Приют, стр. 42

– Пусти.

Стелла вцепилась в рукав еще крепче, зажав в кулаке складку ткани, и усмехнулась.

– Пусти!

Макс вырвался, при этом слегка пошатнулся и ухватился за перила лестницы.

– Ты расторможена! – крикнул он и стал подниматься.

– Что за чушь, Макс? – взорвалась она. – О какой самостоятельности ты говоришь? Я всегда была самостоятельна, живя с тобой!

Он спустился на несколько ступенек.

– Да замолчи же! Детали обсудим утром, а сейчас не буди Чарли.

– Какие детали?

Они свирепо смотрели друг на друга. Макс стоял на середине лестницы, вполоборота к подножию, где стояла Стелла. Она первая увидела Чарли в пижаме на лестничной площадке. Мальчик протирал глаза и хмурился.

– Извини, дорогой, мы тебя разбудили? – спросила она. – Это твой папа строит из себя дурака.

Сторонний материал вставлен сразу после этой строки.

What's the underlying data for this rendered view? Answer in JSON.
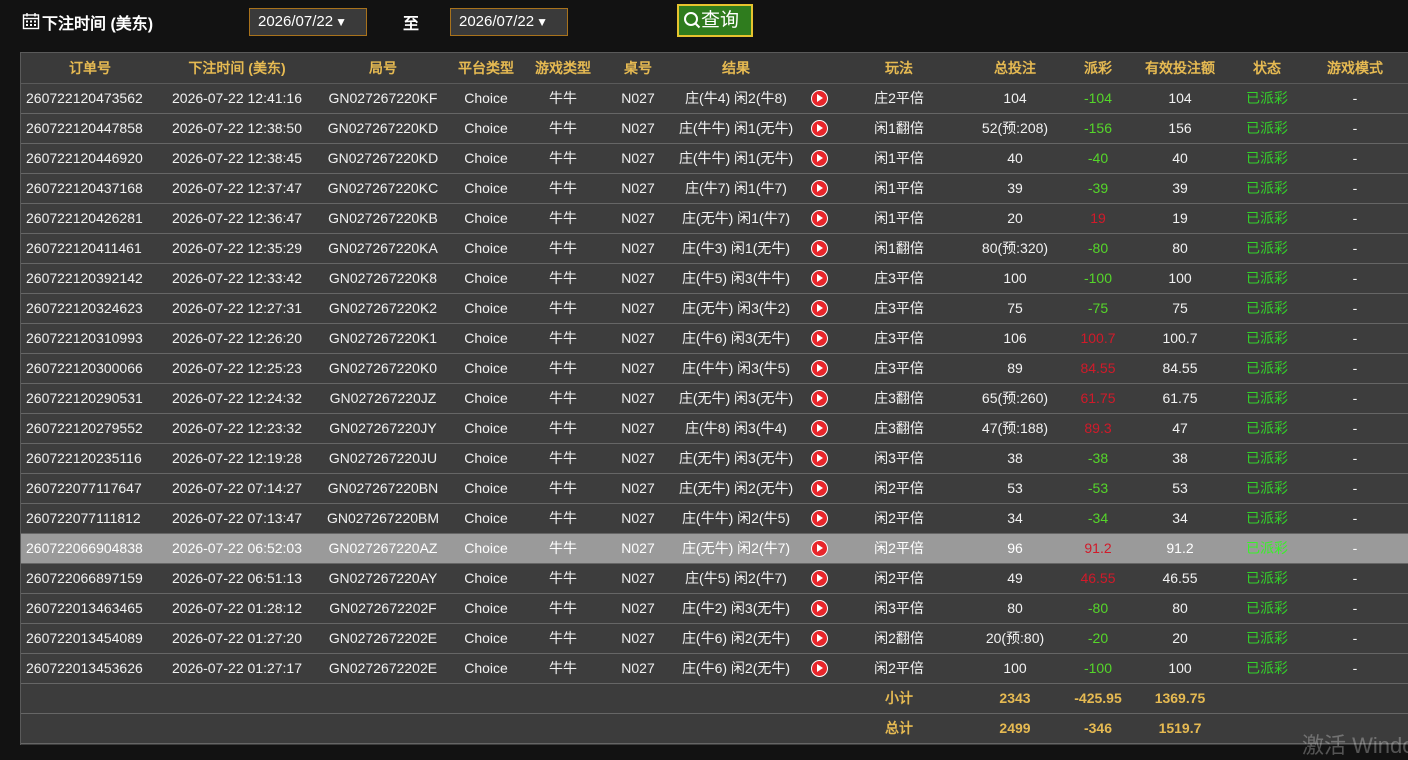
{
  "filter": {
    "label": "下注时间 (美东)",
    "start_date": "2026/07/22",
    "end_date": "2026/07/22",
    "to_label": "至",
    "query_label": "查询"
  },
  "table": {
    "headers": [
      "订单号",
      "下注时间 (美东)",
      "局号",
      "平台类型",
      "游戏类型",
      "桌号",
      "结果",
      "",
      "玩法",
      "总投注",
      "派彩",
      "有效投注额",
      "状态",
      "游戏模式"
    ],
    "rows": [
      {
        "order": "260722120473562",
        "time": "2026-07-22 12:41:16",
        "round": "GN027267220KF",
        "platform": "Choice",
        "game": "牛牛",
        "table": "N027",
        "result": "庄(牛4) 闲2(牛8)",
        "play": "庄2平倍",
        "bet": "104",
        "payout": "-104",
        "payout_color": "green",
        "valid": "104",
        "status": "已派彩",
        "mode": "-"
      },
      {
        "order": "260722120447858",
        "time": "2026-07-22 12:38:50",
        "round": "GN027267220KD",
        "platform": "Choice",
        "game": "牛牛",
        "table": "N027",
        "result": "庄(牛牛) 闲1(无牛)",
        "play": "闲1翻倍",
        "bet": "52(预:208)",
        "payout": "-156",
        "payout_color": "green",
        "valid": "156",
        "status": "已派彩",
        "mode": "-"
      },
      {
        "order": "260722120446920",
        "time": "2026-07-22 12:38:45",
        "round": "GN027267220KD",
        "platform": "Choice",
        "game": "牛牛",
        "table": "N027",
        "result": "庄(牛牛) 闲1(无牛)",
        "play": "闲1平倍",
        "bet": "40",
        "payout": "-40",
        "payout_color": "green",
        "valid": "40",
        "status": "已派彩",
        "mode": "-"
      },
      {
        "order": "260722120437168",
        "time": "2026-07-22 12:37:47",
        "round": "GN027267220KC",
        "platform": "Choice",
        "game": "牛牛",
        "table": "N027",
        "result": "庄(牛7) 闲1(牛7)",
        "play": "闲1平倍",
        "bet": "39",
        "payout": "-39",
        "payout_color": "green",
        "valid": "39",
        "status": "已派彩",
        "mode": "-"
      },
      {
        "order": "260722120426281",
        "time": "2026-07-22 12:36:47",
        "round": "GN027267220KB",
        "platform": "Choice",
        "game": "牛牛",
        "table": "N027",
        "result": "庄(无牛) 闲1(牛7)",
        "play": "闲1平倍",
        "bet": "20",
        "payout": "19",
        "payout_color": "red",
        "valid": "19",
        "status": "已派彩",
        "mode": "-"
      },
      {
        "order": "260722120411461",
        "time": "2026-07-22 12:35:29",
        "round": "GN027267220KA",
        "platform": "Choice",
        "game": "牛牛",
        "table": "N027",
        "result": "庄(牛3) 闲1(无牛)",
        "play": "闲1翻倍",
        "bet": "80(预:320)",
        "payout": "-80",
        "payout_color": "green",
        "valid": "80",
        "status": "已派彩",
        "mode": "-"
      },
      {
        "order": "260722120392142",
        "time": "2026-07-22 12:33:42",
        "round": "GN027267220K8",
        "platform": "Choice",
        "game": "牛牛",
        "table": "N027",
        "result": "庄(牛5) 闲3(牛牛)",
        "play": "庄3平倍",
        "bet": "100",
        "payout": "-100",
        "payout_color": "green",
        "valid": "100",
        "status": "已派彩",
        "mode": "-"
      },
      {
        "order": "260722120324623",
        "time": "2026-07-22 12:27:31",
        "round": "GN027267220K2",
        "platform": "Choice",
        "game": "牛牛",
        "table": "N027",
        "result": "庄(无牛) 闲3(牛2)",
        "play": "庄3平倍",
        "bet": "75",
        "payout": "-75",
        "payout_color": "green",
        "valid": "75",
        "status": "已派彩",
        "mode": "-"
      },
      {
        "order": "260722120310993",
        "time": "2026-07-22 12:26:20",
        "round": "GN027267220K1",
        "platform": "Choice",
        "game": "牛牛",
        "table": "N027",
        "result": "庄(牛6) 闲3(无牛)",
        "play": "庄3平倍",
        "bet": "106",
        "payout": "100.7",
        "payout_color": "red",
        "valid": "100.7",
        "status": "已派彩",
        "mode": "-"
      },
      {
        "order": "260722120300066",
        "time": "2026-07-22 12:25:23",
        "round": "GN027267220K0",
        "platform": "Choice",
        "game": "牛牛",
        "table": "N027",
        "result": "庄(牛牛) 闲3(牛5)",
        "play": "庄3平倍",
        "bet": "89",
        "payout": "84.55",
        "payout_color": "red",
        "valid": "84.55",
        "status": "已派彩",
        "mode": "-"
      },
      {
        "order": "260722120290531",
        "time": "2026-07-22 12:24:32",
        "round": "GN027267220JZ",
        "platform": "Choice",
        "game": "牛牛",
        "table": "N027",
        "result": "庄(无牛) 闲3(无牛)",
        "play": "庄3翻倍",
        "bet": "65(预:260)",
        "payout": "61.75",
        "payout_color": "red",
        "valid": "61.75",
        "status": "已派彩",
        "mode": "-"
      },
      {
        "order": "260722120279552",
        "time": "2026-07-22 12:23:32",
        "round": "GN027267220JY",
        "platform": "Choice",
        "game": "牛牛",
        "table": "N027",
        "result": "庄(牛8) 闲3(牛4)",
        "play": "庄3翻倍",
        "bet": "47(预:188)",
        "payout": "89.3",
        "payout_color": "red",
        "valid": "47",
        "status": "已派彩",
        "mode": "-"
      },
      {
        "order": "260722120235116",
        "time": "2026-07-22 12:19:28",
        "round": "GN027267220JU",
        "platform": "Choice",
        "game": "牛牛",
        "table": "N027",
        "result": "庄(无牛) 闲3(无牛)",
        "play": "闲3平倍",
        "bet": "38",
        "payout": "-38",
        "payout_color": "green",
        "valid": "38",
        "status": "已派彩",
        "mode": "-"
      },
      {
        "order": "260722077117647",
        "time": "2026-07-22 07:14:27",
        "round": "GN027267220BN",
        "platform": "Choice",
        "game": "牛牛",
        "table": "N027",
        "result": "庄(无牛) 闲2(无牛)",
        "play": "闲2平倍",
        "bet": "53",
        "payout": "-53",
        "payout_color": "green",
        "valid": "53",
        "status": "已派彩",
        "mode": "-"
      },
      {
        "order": "260722077111812",
        "time": "2026-07-22 07:13:47",
        "round": "GN027267220BM",
        "platform": "Choice",
        "game": "牛牛",
        "table": "N027",
        "result": "庄(牛牛) 闲2(牛5)",
        "play": "闲2平倍",
        "bet": "34",
        "payout": "-34",
        "payout_color": "green",
        "valid": "34",
        "status": "已派彩",
        "mode": "-"
      },
      {
        "order": "260722066904838",
        "time": "2026-07-22 06:52:03",
        "round": "GN027267220AZ",
        "platform": "Choice",
        "game": "牛牛",
        "table": "N027",
        "result": "庄(无牛) 闲2(牛7)",
        "play": "闲2平倍",
        "bet": "96",
        "payout": "91.2",
        "payout_color": "red",
        "valid": "91.2",
        "status": "已派彩",
        "mode": "-",
        "selected": true
      },
      {
        "order": "260722066897159",
        "time": "2026-07-22 06:51:13",
        "round": "GN027267220AY",
        "platform": "Choice",
        "game": "牛牛",
        "table": "N027",
        "result": "庄(牛5) 闲2(牛7)",
        "play": "闲2平倍",
        "bet": "49",
        "payout": "46.55",
        "payout_color": "red",
        "valid": "46.55",
        "status": "已派彩",
        "mode": "-"
      },
      {
        "order": "260722013463465",
        "time": "2026-07-22 01:28:12",
        "round": "GN0272672202F",
        "platform": "Choice",
        "game": "牛牛",
        "table": "N027",
        "result": "庄(牛2) 闲3(无牛)",
        "play": "闲3平倍",
        "bet": "80",
        "payout": "-80",
        "payout_color": "green",
        "valid": "80",
        "status": "已派彩",
        "mode": "-"
      },
      {
        "order": "260722013454089",
        "time": "2026-07-22 01:27:20",
        "round": "GN0272672202E",
        "platform": "Choice",
        "game": "牛牛",
        "table": "N027",
        "result": "庄(牛6) 闲2(无牛)",
        "play": "闲2翻倍",
        "bet": "20(预:80)",
        "payout": "-20",
        "payout_color": "green",
        "valid": "20",
        "status": "已派彩",
        "mode": "-"
      },
      {
        "order": "260722013453626",
        "time": "2026-07-22 01:27:17",
        "round": "GN0272672202E",
        "platform": "Choice",
        "game": "牛牛",
        "table": "N027",
        "result": "庄(牛6) 闲2(无牛)",
        "play": "闲2平倍",
        "bet": "100",
        "payout": "-100",
        "payout_color": "green",
        "valid": "100",
        "status": "已派彩",
        "mode": "-"
      }
    ],
    "subtotal": {
      "label": "小计",
      "bet": "2343",
      "payout": "-425.95",
      "valid": "1369.75"
    },
    "total": {
      "label": "总计",
      "bet": "2499",
      "payout": "-346",
      "valid": "1519.7"
    }
  },
  "watermark": "激活 Windo",
  "colors": {
    "header_text": "#e6ba52",
    "payout_loss": "#55d62a",
    "payout_win": "#d11a2a",
    "status": "#34d12a",
    "date_border": "#a8721c",
    "query_bg": "#2f7c1e",
    "query_border": "#e6c32e"
  }
}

Макс взбежал по ступенькам.

– А ну пошли, – услышала она его голос. – Тебе давно пора быть в постели.

Оба скрылись. Стелла вернулась к столу и допила все, что смогла найти. Макс спустился снова и напрямик выложил ей то, что скрывал весь день. Он сказал, что Эдгара арестовала полиция. Его схватили в это утро в Честере и пока что содержали там.

Следующие два дня прошли будто во сне. Стелла скрывала свою реакцию на весть об Эдгаре, делая вид, что негодует на то, что Макс выставил ее напоказ перед Брендой, демонстрируя психическое состояние жены, чтобы эта старая ведьма снова стала снабжать его деньгами. Макс был спокоен как никогда. Видимо, из-за ожесточенности происходивших между ними скандалов он решил, что у их брака нет будущего. О психиатрической стороне дела Макс забыл, и кто упрекнет его в этом? Он хотел поговорить со Стеллой о разводе, но она не стала слушать и вышла из комнаты.

– Ничего, успеется, – успокоил он себя.

Но Стелла не собиралась вести с ним спор на эту тему. А поскольку Макс не хотел вести такой разговор при Чарли, ей удавалось избегать дискуссии об условиях развода, столь желанной для Макса.

Несчастная семья. Выходя из дома, Стелла всякий раз боялась, что к ее возвращению Макс сменит замки на дверях. Она сказала об этом Тревору Уильямсу, и глаза у него странно блеснули. Пусть попробует, ответил Тревор. Сказал, что менять замки в доме может только он сам, и это ее несколько успокоило.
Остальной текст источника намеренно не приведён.